Another dimension to consider is the order in which merges are performed. When only two profiles need to merge, the operation is straightforward. But there will be cases where three or more profiles must be merged in a single operation.

For example, if three profiles need to be merged, the first two are merged together, and then the third is merged with the result of that first operation. The sequence matters: depending on the algorithm and attribute values involved, a different merge order can produce a different final profile.

Timestamp-ordering events before merging is one way to establish a consistent sequence, but depending on the business use case, a periodic verification service may also be needed to ensure profile merges remain accurate over time.

Handling Concurrent Merging

DMP systems typically operate under very high processing demands — both in terms of speed and data volume.
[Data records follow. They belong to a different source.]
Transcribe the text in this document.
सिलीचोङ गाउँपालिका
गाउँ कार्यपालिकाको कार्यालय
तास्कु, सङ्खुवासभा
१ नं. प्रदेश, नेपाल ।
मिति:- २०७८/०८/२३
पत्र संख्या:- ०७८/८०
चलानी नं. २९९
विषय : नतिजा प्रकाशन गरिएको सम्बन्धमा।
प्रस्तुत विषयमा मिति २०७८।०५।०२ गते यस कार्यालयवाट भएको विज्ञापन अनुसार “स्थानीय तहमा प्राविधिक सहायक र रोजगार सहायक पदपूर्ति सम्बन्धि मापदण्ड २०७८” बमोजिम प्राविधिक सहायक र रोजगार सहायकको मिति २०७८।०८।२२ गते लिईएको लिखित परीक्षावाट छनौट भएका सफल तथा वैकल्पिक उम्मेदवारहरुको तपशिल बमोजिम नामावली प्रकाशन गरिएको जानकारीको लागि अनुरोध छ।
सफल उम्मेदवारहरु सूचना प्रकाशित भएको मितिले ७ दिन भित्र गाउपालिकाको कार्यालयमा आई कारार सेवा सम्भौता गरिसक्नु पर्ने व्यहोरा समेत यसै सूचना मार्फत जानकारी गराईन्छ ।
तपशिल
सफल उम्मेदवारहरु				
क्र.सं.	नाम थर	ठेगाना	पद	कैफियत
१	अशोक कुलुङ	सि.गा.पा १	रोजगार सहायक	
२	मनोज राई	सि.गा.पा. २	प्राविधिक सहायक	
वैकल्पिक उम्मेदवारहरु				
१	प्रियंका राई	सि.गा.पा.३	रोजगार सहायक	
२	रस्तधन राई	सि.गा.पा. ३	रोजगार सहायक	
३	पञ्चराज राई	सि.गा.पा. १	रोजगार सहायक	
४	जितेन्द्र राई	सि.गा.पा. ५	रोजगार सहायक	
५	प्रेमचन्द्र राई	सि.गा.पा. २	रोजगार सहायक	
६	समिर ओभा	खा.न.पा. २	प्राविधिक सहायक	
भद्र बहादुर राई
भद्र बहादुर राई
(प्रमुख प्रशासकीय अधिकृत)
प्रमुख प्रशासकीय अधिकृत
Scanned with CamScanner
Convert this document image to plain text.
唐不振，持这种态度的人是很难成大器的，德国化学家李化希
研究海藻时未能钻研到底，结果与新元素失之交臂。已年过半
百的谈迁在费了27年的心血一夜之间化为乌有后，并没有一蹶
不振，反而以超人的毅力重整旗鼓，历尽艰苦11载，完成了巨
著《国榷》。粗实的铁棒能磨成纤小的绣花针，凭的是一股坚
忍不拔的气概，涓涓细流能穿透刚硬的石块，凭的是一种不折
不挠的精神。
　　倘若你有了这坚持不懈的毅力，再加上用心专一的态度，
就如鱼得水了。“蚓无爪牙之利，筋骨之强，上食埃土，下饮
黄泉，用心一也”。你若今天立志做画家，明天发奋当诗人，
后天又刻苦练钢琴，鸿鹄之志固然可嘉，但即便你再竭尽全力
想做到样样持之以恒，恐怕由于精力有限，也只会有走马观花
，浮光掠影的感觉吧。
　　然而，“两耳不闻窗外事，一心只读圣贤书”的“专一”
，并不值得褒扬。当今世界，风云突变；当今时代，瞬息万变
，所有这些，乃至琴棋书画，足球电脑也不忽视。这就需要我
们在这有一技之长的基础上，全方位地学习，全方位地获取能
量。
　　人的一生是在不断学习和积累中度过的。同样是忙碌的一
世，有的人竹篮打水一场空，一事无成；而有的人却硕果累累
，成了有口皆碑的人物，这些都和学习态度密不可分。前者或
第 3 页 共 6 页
Concurrent profile merging addresses this by distributing processing across multiple parallel processes.

The complication is that when multiple events are being processed simultaneously, merges become significantly more difficult to co-ordinate.

The core problem is a race condition: if two processes each receive an event that should resolve to the same profile, but neither process yet knows about the other, both may independently create a new profile. This results in two profiles that should have been one — and at the scale a DMP operates, this scenario is practically inevitable without mitigation.

Routing Events to Dedicated Processors

The established approach to this problem is to route events to specific processors based on their identifier, using a master router that determines which processor handles which event. This way, all events belonging to the same profile are handled sequentially by one processor, eliminating the race condition.

When a new event arrives, the router checks its ID and dispatches it to the appropriate processor. A well-designed routing algorithm can also distribute load evenly across processors.

This reduces concurrent merging to a series of simpler, sequential merges — at the cost of a single point of sequential processing per profile. Even if two events from the same profile arrive simultaneously but carry different identifiers, they will both be routed to the same processor and handled one after the other.

For this to work correctly, each processor needs access to all profiles — not just the ones it has handled directly. If each processor maintains its own profile store (e.g., a separate database), profiles must be copied between processors as needed to ensure every process can evaluate merges correctly.

Key Takeaways

A few practical conclusions from examining how profile merging works in practice:

  • Merging is a business decision as much as a technical one. The right algorithm depends on the DMP's specific use case and what the data represents — there is no universally correct approach.
  • Profiles change over time. Different merge operations, combined with the fact that data arrives at different times (real-time from web events, batch from first-party data onboarding), means profile composition is not static.
  • Data quality depends on merge correctness. To avoid contaminating user profiles with inaccurate information, each collected and populated attribute needs a well-justified merging rule applied consistently.